Strain-induced switching between noncollinear and collinear spin configuration in magnetic Mn5Ge3 films

We report the temperature-dependent magnetic and structural properties of epitaxial ${\mathrm{Mn}}_{5}{\mathrm{Ge}}_{3}$ thin films grown on Ge substrates. Utilizing density-functional theory (DFT) calculations and various experimental methods, we reveal mechanisms governing the switching between collinear and noncollinear spin configuration in ${\mathrm{Mn}}_{5}{\mathrm{Ge}}_{3}$. The Mn atoms in ${\mathrm{Mn}}_{5}{\mathrm{Ge}}_{3}$ occupy two distinct Wyckoff positions with fourfold $({\mathrm{Mn}}_{1})$ and sixfold $({\mathrm{Mn}}_{2})$ multiplicity.

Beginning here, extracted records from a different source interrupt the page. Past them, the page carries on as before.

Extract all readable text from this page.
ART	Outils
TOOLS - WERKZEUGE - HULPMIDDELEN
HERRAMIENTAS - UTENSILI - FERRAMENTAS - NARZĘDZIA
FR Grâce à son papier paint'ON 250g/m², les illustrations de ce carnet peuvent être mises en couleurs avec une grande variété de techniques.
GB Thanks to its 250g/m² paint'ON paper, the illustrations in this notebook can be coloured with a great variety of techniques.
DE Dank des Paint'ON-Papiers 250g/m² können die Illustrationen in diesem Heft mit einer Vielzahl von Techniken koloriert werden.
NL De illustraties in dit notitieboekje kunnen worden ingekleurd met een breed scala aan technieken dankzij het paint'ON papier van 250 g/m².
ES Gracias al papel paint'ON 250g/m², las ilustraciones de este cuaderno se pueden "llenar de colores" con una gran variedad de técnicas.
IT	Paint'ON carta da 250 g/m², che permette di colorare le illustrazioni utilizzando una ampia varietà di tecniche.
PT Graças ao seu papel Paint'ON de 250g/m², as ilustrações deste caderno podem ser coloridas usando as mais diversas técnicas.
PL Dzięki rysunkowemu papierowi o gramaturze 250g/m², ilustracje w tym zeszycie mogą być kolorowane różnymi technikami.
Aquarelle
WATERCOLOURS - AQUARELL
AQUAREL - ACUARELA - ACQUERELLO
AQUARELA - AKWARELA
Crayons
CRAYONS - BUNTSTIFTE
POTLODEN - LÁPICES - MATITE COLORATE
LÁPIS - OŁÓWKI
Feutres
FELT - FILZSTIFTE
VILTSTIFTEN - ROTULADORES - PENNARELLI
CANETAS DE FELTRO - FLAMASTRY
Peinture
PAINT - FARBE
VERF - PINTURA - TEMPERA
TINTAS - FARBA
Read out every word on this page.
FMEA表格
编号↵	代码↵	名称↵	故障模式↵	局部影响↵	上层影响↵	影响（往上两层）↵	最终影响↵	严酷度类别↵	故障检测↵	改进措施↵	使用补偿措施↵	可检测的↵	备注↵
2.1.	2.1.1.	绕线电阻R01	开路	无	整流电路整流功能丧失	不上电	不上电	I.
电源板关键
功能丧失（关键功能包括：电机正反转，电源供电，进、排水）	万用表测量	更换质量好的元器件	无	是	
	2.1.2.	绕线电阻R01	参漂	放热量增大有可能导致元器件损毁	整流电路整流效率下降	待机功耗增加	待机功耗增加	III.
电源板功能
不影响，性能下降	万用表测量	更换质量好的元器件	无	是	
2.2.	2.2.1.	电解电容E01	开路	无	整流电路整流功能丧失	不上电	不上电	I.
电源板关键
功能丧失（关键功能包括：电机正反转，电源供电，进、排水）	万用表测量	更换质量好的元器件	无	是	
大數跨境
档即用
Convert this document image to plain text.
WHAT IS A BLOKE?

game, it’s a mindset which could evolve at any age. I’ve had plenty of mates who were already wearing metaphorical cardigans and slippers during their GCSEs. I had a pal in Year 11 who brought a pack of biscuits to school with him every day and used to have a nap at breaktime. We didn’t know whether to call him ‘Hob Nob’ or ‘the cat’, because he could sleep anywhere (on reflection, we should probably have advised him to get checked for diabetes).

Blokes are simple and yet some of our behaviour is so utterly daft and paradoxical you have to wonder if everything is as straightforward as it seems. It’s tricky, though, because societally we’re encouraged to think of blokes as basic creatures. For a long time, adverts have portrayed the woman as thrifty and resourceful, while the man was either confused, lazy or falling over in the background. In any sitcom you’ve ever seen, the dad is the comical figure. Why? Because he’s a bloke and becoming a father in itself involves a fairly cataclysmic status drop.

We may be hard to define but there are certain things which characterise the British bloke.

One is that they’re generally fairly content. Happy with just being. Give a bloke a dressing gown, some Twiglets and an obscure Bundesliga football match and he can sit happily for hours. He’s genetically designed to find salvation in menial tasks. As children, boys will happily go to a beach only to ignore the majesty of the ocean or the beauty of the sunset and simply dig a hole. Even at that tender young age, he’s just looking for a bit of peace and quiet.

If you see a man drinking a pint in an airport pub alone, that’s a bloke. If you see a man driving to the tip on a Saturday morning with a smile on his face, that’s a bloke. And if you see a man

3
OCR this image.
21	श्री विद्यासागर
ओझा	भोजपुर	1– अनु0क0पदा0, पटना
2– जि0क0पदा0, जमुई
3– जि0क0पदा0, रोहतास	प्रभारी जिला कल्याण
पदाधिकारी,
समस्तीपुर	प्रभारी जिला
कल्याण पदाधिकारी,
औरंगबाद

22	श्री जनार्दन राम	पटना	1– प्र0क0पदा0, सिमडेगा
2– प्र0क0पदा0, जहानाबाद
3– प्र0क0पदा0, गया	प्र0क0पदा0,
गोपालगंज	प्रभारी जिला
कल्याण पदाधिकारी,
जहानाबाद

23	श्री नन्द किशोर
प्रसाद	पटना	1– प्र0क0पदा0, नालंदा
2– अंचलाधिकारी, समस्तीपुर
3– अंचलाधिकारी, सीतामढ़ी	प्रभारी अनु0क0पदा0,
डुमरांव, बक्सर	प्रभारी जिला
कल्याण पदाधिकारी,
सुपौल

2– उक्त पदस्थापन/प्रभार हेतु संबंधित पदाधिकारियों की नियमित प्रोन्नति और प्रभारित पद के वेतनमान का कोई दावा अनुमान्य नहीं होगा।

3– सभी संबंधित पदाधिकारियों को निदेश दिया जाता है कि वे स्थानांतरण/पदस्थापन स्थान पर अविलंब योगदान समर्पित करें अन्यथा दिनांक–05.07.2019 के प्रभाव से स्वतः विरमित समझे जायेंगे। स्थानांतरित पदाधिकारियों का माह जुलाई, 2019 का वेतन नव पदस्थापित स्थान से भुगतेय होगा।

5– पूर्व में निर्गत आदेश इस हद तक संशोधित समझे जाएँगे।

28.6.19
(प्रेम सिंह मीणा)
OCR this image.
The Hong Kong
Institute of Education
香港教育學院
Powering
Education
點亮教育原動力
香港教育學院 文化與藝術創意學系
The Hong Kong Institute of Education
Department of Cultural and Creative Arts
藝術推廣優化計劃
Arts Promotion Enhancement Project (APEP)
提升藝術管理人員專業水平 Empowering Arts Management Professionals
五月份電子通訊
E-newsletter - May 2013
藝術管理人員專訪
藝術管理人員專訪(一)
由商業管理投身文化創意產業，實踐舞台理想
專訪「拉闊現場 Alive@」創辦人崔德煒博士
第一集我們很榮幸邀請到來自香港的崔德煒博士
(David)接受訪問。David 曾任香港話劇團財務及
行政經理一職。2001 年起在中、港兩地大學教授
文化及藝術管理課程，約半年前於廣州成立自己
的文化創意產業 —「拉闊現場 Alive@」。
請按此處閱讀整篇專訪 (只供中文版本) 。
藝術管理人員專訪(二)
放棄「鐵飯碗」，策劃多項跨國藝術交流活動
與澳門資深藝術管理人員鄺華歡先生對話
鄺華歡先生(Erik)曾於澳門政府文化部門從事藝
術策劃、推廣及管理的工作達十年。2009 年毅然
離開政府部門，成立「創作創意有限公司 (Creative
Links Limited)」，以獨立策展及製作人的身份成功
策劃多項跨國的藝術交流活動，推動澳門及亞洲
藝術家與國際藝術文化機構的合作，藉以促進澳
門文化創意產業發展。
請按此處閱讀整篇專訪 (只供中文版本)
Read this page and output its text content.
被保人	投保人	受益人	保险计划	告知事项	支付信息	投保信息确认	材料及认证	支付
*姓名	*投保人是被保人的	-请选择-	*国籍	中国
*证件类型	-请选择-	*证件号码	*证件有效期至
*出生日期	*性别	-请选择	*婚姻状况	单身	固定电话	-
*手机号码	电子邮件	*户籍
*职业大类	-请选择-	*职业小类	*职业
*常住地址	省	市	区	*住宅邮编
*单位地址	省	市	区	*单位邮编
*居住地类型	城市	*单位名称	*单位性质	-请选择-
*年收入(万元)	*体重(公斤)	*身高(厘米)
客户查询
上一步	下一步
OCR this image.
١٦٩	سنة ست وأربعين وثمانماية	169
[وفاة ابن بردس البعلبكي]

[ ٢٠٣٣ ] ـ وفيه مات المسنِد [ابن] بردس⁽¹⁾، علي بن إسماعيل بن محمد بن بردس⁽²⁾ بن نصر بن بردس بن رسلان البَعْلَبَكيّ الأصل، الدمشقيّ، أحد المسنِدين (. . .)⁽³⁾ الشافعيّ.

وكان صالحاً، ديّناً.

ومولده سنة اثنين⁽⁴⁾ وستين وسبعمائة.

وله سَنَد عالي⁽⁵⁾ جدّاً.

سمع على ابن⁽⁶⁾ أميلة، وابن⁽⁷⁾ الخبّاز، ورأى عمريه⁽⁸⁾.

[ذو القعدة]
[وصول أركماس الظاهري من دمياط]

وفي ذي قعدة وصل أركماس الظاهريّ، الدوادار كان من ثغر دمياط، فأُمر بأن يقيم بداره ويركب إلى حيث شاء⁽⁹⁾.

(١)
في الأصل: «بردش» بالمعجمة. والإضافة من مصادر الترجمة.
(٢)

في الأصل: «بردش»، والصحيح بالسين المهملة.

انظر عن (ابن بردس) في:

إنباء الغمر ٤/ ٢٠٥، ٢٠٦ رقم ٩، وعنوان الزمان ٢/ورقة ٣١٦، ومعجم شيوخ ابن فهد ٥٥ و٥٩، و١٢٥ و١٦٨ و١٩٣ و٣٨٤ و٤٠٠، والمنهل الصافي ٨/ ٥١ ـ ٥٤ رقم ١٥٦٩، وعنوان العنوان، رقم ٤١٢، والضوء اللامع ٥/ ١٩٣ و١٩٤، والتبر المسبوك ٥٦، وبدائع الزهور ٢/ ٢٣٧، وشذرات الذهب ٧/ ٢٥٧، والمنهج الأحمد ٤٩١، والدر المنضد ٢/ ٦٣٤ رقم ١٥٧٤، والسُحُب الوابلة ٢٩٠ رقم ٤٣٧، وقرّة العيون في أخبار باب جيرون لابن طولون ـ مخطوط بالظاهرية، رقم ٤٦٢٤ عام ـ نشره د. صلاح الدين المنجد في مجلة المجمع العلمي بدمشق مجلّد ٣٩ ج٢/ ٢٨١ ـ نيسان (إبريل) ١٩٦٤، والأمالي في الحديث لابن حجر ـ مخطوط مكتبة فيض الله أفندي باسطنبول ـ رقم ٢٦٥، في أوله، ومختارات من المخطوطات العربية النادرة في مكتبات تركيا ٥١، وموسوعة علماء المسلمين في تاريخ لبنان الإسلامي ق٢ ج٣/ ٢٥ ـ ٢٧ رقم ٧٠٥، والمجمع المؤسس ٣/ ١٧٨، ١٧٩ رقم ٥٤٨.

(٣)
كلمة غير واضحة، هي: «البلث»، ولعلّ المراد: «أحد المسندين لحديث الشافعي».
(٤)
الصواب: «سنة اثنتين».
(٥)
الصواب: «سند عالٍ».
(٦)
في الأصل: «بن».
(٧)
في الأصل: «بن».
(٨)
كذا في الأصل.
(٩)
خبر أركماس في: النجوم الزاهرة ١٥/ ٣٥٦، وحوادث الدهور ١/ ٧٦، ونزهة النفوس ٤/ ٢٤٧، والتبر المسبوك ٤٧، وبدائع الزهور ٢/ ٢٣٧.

The DFT calculations reveal that below a critical distance of approximately 3.002 \AA{} the coupling between ${\mathrm{Mn}}_{2}$ atoms is antiferromagnetic (AFM) while ferromagnetic (FM) above that critical distance. The FM coupling between ${\mathrm{Mn}}_{1}$ atoms is weakly affected by the strain. The observed noncollinear spin configuration is due to the coexistence of AFM and FM coupling at low temperatures. The findings give insight in developing strain-controlled spintronic devices.